Nobody has anything to say about IPv6 at all? Ought IPv4 be enough for anybody?

Certain corporations like (((apple))) and (((ford))) own huge /8 ipv4 blocks, which is a big contributor to ipv4's depletion of available addresses. Look here: arin.net/resources/request/waiting_list.html
It's like a 9 months waiting list to even get a /24 block. Fuck the free market, ARIN needs to take those blocks away from these companies and distribute them to people who need address space

Problem is that ARIN or even IANA cannot take IP blocks away. They also cannot be sold. The only way to redistribute those resources is by some kind of agreement.

IANA needs to die.

Red gives you the fastest speeds and blue gives you the lowest packet loss.

rj11 (grey)
usb 2.0
keyboard
mouse
vga monitor
lan
tv display
audio right
audio left
telephone

clockwise

What brand crimpers and punches do you guys use?

Is it well worth it to pay much more for a branded crimper rather than just going with a /csg/ one?

Better watchout, those wires can connect to the internet!

Probably not. I got a Chinese made RG58/59/6 crimper on Amazon and it's built surprisingly well. My RJ45/11/12 crimper is a Home Depot brand. It crimps okay, but the wire stripper was more of an afterthought. I guess check the reviews and ratings before you buy.

Is it even viable to crimp your own patch cables these days? If you're a facilities tech who is responsible for the structural cabling then it's plausible that you need to punch down shit to terminate wall sockets and patch panels, but patch cables are probably better bought.

Is not configuring gateway/DNS a legit way to keep an interface locked to a local LAN? Or could some piece of software figure out on its own what a gateway on the given LAN is and then use it to send data onto the internet anyway (possibly also having hardcoded DNS IPs)?

wow botnet

tip top kek

What do you mean viable? They sell reels of cat6 and crimp connectors at any hardware store. If you want the right length, you make it yourself.

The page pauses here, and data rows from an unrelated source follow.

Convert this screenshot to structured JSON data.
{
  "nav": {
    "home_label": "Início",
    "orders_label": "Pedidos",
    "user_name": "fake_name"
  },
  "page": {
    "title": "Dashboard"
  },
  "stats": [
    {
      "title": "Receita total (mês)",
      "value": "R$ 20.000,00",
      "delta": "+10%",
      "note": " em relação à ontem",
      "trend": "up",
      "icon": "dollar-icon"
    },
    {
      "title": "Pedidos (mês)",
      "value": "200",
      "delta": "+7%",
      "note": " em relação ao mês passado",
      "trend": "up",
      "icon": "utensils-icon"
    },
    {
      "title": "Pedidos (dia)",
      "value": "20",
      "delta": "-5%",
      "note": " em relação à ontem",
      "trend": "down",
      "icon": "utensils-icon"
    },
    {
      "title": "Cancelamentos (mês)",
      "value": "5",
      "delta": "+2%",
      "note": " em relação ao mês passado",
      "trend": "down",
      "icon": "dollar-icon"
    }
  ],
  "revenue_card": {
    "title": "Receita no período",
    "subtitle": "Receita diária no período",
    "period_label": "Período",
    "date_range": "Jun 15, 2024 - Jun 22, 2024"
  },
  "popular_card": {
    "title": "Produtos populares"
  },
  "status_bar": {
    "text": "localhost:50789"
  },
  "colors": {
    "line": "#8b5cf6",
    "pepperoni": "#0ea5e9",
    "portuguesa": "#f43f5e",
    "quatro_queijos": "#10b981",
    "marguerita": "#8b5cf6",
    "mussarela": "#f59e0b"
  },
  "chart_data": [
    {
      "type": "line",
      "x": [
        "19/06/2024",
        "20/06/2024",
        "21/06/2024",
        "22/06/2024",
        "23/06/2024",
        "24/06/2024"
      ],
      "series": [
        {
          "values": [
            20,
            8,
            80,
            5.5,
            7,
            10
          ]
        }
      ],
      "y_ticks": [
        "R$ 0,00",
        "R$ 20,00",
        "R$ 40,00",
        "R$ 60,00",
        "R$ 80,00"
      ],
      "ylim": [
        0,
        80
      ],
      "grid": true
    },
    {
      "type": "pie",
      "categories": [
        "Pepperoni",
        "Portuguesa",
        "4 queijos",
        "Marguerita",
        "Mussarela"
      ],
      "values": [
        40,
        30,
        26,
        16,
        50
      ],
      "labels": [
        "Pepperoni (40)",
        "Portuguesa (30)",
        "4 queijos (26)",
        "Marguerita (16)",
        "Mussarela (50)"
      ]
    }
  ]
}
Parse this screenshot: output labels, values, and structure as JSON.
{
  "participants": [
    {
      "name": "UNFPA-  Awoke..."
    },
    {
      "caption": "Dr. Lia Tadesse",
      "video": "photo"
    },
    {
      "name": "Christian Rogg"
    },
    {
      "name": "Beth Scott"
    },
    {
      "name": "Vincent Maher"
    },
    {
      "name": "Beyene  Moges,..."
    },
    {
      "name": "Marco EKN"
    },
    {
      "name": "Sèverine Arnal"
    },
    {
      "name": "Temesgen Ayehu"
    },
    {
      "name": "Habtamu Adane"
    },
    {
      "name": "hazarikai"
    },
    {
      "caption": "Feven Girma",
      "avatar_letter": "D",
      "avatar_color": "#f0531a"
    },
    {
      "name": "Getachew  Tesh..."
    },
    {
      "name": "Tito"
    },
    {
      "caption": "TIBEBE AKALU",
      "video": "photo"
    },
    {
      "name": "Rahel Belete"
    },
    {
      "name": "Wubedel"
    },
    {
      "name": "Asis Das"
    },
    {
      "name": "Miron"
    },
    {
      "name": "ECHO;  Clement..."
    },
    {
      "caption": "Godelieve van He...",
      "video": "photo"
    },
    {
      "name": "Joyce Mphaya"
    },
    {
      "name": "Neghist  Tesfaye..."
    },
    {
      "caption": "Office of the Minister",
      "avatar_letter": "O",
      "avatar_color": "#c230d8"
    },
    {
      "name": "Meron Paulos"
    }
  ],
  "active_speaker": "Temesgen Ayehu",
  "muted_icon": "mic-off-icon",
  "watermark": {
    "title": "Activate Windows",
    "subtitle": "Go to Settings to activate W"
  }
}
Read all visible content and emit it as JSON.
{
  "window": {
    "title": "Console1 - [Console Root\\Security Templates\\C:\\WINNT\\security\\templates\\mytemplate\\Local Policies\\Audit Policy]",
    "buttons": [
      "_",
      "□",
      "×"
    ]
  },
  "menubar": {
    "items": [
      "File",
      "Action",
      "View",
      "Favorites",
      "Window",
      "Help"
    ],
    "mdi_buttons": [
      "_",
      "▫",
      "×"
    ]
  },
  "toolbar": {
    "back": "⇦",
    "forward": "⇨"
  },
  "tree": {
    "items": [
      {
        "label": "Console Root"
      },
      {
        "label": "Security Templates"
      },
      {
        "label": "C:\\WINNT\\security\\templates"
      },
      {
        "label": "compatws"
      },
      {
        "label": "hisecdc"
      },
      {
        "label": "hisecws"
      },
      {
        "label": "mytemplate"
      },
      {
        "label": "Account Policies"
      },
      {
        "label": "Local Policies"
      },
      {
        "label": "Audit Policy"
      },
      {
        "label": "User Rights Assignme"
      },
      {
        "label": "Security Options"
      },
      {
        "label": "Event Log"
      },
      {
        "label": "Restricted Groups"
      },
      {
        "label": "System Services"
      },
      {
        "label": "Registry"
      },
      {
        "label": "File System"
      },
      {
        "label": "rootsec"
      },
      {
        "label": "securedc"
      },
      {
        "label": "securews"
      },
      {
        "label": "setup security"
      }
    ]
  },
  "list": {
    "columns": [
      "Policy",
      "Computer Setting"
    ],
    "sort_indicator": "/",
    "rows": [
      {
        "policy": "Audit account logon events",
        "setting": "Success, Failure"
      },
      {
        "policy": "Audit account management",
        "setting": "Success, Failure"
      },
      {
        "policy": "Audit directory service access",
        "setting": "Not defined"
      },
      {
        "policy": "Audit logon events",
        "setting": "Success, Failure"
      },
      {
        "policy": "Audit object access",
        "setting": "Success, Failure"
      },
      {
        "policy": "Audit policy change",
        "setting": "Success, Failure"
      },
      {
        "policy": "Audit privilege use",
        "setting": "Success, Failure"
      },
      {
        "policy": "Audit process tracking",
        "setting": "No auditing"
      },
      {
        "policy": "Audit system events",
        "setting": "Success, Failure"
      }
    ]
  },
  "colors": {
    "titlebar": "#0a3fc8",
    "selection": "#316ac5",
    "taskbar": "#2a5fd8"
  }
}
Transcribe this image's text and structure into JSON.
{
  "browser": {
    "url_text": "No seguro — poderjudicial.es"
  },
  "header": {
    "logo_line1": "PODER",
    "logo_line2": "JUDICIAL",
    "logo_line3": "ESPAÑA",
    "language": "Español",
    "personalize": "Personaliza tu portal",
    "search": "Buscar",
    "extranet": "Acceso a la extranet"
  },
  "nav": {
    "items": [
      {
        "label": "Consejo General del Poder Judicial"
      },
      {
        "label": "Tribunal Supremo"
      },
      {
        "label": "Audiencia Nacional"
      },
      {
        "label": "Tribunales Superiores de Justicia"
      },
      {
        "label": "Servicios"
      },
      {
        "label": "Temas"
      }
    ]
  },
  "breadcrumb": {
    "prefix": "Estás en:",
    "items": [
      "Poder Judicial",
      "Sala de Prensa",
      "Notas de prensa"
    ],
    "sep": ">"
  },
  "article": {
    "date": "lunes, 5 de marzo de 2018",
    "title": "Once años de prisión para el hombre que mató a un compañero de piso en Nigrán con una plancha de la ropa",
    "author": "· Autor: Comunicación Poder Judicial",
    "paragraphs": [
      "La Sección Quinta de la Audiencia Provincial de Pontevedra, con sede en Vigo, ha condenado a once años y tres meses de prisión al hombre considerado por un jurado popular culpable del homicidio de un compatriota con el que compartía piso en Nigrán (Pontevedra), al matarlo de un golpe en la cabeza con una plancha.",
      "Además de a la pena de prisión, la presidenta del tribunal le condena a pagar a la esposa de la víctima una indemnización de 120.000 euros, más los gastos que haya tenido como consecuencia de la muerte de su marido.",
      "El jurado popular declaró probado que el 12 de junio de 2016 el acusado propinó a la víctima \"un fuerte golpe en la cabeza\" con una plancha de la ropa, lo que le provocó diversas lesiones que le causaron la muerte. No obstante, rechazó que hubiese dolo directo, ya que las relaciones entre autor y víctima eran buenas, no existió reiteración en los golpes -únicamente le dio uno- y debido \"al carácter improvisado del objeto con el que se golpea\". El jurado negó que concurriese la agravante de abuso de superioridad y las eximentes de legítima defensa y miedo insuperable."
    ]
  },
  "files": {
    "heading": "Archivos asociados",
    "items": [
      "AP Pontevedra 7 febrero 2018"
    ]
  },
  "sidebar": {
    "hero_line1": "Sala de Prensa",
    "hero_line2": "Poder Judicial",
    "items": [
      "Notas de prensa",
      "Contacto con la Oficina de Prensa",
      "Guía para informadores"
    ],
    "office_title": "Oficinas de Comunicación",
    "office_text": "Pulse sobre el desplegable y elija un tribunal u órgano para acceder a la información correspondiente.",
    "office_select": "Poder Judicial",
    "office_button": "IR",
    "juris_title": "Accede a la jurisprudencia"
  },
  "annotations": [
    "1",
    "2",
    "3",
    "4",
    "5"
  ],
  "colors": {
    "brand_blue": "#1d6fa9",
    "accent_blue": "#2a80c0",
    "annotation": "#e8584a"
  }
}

If you mean patch cables for terminating ports on back end switches then it's better to just buy them, because you'll need a bunch of very short cables and crimping them all is a pain

They are way too unreliable. No big company will use human-crimped patch cables in $CURRENT_YEAR.

You don't know what you're talking about kiddo.

comments like his are the main reason I can't take tech discussion here seriously.

I guess he thinks they order from monoprice and wait with their thumbs up their butts.

or assumes everyone else is as shitty and slow at making cables.